The Artist, The Scientist and the Industrialist (ARC PROJET)

In October 2022 have started the ARC project entitled “The Artist, The Scientist and the Industrialist” (2022-2027; promoters Petra James and Dennis Ioffe) focused on the multi-disciplinarity and plurality of Modernism(s). The project articulates a new vision of interdisciplinary research, which brings together scholars from the Faculty of Letters, Translation and Communication, Faculty of Philosophy and Social Sciences, Faculty of Sciences and the Faculty of Solvay. The team is fully invested in exploring cultural, scientific, and economic aspects of peripheral modernities and modernisms through viable research methodologies and applied practices. The title of the ARC project alludes to Henri de Saint-Simon’s famous “proto-socialist” essay “The Artist, The Scientist and the Industrialist” (“L’Artiste, le savant et l’industriel”, 1825), which transformed the military term “avant-garde” into a powerful cultural metaphor, referring to artists as the “avant-garde” of the people.

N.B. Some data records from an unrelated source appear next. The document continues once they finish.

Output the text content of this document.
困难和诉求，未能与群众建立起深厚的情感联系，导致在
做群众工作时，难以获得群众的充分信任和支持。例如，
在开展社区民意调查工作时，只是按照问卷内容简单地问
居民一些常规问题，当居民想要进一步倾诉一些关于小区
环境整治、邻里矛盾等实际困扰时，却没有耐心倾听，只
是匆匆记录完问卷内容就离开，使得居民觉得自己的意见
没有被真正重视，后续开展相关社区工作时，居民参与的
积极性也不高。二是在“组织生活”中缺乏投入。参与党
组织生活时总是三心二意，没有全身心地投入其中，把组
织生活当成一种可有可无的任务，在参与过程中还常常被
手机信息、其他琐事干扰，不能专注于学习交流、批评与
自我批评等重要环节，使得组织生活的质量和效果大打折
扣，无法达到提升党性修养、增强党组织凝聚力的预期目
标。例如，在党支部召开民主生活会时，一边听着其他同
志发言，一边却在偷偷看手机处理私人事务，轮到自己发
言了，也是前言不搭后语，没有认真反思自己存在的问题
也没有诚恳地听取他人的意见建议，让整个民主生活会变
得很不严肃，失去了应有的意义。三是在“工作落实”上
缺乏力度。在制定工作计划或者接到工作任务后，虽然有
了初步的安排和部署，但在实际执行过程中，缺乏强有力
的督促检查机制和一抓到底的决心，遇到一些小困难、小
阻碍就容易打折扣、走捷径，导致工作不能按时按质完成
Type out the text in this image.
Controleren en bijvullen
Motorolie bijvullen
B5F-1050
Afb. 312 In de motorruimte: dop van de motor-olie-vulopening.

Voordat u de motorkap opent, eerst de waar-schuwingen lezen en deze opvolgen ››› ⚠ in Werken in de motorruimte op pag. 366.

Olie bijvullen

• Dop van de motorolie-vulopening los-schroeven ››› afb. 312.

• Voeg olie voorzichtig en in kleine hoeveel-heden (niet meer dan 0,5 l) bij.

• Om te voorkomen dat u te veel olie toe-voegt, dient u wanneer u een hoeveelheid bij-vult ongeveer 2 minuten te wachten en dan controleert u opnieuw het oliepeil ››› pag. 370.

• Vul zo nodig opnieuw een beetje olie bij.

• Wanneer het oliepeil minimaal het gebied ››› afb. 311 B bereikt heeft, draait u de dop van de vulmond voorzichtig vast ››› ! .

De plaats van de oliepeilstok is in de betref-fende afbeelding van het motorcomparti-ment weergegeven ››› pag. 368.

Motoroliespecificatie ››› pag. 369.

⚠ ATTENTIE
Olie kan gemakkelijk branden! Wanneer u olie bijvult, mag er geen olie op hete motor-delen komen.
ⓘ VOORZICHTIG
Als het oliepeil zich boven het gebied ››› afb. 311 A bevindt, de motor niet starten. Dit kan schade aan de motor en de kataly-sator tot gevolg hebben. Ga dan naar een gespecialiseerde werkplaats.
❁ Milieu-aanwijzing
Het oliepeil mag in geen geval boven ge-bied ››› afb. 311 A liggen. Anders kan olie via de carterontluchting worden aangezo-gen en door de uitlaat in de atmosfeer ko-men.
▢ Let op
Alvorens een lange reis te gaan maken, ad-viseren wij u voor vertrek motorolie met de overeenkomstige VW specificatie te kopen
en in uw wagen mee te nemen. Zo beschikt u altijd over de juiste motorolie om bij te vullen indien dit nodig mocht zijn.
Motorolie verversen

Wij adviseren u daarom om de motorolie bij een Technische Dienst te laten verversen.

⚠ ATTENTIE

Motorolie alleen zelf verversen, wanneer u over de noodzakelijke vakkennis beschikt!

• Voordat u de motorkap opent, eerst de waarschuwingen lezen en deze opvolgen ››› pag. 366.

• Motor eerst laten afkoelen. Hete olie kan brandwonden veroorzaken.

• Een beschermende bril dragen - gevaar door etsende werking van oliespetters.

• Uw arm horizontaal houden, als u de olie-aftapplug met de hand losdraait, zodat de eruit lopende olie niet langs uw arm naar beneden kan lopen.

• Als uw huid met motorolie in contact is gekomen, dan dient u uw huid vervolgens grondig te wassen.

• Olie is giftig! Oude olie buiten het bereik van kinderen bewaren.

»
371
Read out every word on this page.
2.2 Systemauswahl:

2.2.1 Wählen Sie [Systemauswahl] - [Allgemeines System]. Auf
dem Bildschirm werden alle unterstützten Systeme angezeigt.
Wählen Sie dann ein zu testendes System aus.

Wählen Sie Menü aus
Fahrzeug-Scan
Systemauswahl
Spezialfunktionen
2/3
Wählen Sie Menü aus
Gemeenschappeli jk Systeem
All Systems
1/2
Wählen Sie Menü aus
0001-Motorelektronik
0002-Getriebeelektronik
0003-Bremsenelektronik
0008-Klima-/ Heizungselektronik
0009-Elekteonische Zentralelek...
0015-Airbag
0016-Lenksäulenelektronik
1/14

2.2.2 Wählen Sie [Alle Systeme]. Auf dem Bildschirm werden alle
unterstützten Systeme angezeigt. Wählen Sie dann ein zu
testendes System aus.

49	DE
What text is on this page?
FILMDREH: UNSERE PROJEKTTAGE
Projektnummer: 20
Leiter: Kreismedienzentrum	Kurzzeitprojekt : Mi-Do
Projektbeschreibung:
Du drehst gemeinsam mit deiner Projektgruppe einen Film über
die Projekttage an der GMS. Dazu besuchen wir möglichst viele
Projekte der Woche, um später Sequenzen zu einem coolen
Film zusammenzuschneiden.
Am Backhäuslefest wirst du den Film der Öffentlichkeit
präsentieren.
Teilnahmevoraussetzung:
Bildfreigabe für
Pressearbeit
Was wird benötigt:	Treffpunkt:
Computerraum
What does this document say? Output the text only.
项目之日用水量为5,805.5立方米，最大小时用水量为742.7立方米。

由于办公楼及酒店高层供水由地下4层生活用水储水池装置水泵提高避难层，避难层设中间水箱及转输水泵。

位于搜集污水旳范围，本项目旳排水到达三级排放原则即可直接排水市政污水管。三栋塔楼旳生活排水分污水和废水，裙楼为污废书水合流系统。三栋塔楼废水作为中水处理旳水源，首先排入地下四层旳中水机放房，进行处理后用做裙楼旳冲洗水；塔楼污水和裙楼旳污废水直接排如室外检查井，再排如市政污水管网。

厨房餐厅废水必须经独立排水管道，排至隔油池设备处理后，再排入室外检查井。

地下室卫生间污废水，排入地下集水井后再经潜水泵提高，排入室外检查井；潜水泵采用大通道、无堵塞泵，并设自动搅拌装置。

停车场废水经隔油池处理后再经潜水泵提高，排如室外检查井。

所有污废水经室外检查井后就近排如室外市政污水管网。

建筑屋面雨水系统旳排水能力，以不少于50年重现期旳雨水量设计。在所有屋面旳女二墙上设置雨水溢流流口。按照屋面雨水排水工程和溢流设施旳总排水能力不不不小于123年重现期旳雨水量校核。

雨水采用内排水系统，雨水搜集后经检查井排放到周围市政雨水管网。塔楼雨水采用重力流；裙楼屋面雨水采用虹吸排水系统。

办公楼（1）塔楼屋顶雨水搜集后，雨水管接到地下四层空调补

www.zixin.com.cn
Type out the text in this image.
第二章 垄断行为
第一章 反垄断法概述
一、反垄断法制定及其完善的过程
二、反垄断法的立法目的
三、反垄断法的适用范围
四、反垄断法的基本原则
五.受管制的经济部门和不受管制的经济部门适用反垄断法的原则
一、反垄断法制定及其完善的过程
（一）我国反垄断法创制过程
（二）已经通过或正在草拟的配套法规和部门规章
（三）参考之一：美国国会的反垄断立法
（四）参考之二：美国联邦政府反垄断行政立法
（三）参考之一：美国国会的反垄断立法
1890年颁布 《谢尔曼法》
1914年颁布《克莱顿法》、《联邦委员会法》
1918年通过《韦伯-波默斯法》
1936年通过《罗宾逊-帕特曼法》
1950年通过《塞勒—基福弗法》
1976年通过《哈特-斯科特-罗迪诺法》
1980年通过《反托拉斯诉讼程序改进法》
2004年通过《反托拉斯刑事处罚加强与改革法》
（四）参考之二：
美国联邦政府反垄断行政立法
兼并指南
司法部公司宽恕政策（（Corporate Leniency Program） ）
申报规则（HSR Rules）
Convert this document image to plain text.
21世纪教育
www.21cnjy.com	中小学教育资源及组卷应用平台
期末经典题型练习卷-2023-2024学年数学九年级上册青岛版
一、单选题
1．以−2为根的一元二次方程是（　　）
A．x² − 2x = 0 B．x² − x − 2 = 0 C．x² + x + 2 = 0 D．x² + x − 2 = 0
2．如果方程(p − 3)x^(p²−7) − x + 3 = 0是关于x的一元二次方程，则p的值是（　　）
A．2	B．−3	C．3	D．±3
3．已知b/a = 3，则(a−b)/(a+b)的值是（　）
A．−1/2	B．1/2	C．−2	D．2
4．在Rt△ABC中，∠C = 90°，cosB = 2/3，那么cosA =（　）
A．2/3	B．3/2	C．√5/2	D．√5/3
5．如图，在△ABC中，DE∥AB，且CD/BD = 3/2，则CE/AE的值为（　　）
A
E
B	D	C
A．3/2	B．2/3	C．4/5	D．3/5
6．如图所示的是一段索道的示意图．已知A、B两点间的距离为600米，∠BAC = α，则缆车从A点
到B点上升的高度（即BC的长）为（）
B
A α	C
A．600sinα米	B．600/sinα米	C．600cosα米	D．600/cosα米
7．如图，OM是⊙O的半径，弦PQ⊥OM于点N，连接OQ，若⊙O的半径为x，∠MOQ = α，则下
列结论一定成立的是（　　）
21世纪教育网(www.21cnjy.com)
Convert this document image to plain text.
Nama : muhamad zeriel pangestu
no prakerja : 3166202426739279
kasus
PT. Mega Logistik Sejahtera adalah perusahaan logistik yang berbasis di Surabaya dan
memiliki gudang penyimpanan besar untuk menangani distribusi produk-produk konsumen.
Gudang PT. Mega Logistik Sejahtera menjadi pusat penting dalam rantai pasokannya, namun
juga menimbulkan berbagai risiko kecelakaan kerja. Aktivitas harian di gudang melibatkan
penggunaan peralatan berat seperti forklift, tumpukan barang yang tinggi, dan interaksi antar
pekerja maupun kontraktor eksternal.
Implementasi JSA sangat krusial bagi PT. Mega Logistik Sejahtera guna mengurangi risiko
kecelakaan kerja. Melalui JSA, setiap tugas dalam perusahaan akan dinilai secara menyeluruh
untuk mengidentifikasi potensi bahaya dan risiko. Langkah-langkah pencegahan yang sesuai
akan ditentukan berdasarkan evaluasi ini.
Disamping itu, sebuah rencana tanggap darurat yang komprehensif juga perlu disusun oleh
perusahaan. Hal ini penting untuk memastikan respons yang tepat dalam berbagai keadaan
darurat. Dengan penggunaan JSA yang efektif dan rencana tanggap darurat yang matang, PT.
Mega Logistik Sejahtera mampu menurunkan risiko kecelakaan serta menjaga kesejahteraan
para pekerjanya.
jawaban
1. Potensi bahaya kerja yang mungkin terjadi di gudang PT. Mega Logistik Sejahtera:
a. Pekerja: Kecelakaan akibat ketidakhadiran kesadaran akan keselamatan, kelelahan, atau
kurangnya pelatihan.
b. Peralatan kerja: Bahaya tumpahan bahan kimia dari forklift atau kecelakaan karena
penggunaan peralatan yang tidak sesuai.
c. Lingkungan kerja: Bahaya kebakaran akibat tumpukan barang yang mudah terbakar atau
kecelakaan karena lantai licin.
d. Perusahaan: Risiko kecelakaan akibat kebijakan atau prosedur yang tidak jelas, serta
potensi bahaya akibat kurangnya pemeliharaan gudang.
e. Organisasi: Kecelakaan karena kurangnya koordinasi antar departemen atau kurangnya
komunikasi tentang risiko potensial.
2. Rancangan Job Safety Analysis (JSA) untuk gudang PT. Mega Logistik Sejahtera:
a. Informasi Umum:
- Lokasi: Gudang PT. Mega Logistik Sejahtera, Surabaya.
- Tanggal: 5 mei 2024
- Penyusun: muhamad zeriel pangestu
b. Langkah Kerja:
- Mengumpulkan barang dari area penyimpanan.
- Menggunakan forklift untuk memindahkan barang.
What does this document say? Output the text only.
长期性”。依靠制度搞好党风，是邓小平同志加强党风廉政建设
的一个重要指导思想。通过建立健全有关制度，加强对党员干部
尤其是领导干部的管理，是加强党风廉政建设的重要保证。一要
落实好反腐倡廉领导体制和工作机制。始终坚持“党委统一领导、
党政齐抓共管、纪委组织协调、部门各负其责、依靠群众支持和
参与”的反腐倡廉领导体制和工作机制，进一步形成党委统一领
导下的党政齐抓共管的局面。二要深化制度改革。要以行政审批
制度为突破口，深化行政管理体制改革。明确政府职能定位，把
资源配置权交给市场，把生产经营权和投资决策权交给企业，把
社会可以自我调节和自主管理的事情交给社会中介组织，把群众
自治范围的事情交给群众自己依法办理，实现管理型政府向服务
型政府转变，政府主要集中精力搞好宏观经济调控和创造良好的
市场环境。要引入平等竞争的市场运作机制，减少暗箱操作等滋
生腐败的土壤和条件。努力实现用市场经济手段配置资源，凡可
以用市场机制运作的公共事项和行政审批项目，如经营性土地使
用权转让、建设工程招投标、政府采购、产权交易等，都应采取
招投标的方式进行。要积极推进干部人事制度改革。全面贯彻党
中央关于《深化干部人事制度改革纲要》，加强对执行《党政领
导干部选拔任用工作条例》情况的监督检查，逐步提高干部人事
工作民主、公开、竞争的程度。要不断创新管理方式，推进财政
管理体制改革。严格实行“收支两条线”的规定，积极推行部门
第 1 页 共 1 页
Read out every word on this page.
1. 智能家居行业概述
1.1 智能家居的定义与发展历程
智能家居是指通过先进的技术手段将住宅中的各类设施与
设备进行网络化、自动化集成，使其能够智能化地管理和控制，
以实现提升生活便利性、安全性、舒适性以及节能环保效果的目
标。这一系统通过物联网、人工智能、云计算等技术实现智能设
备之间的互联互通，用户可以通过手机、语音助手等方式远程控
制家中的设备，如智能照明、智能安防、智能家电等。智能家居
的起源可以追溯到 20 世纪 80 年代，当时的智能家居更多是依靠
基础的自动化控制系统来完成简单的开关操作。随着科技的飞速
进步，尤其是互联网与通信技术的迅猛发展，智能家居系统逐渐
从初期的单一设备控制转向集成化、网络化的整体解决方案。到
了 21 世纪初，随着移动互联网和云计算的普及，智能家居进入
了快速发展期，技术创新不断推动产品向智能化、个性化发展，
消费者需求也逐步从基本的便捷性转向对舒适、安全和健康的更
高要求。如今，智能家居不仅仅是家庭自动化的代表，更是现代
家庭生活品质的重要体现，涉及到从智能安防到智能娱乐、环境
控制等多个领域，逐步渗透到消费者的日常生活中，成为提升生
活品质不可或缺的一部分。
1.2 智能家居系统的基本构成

In Saint-Simon’s vision, an ideal state (where art and politics make one) would be led by the avant-garde, the artists, opening the way to scientists (les savants) and industrialists, offering a vision of social progress made possible by their collaboration.

Our ARC project is a necessary steppingstone towards large-scale research allowing the field of research on Modernism to be considerably renewed, while de-centring the perspective. It is important to strip the study of European modernisms from its geopolitical dimension and go beyond the context of the Cold War of the second half of the XXth century. Our ARC research project aims at filling the existing research gaps while embarking on an ambitious research collaboration to rethink the understanding of European modernisms. We are applying a transnational approach to the history of European modernisms that we prefer to the concept of modernist internationalism. Such an approach favors a horizontal understanding of modernist networks rather than a hierarchic structuring and is particularly well adapted to the Central-European context with often fluid national identities within the realm of Austro-Hungarian empire and its successive nation states after 1918. The works in archives in East-Central Europe will bring to the knowledge of academics and general public unknown documents and works of art. The research will feed into the pedagogical practice at ULB as the team of the project will offer a new interdisciplinary course to our students at the end of the project.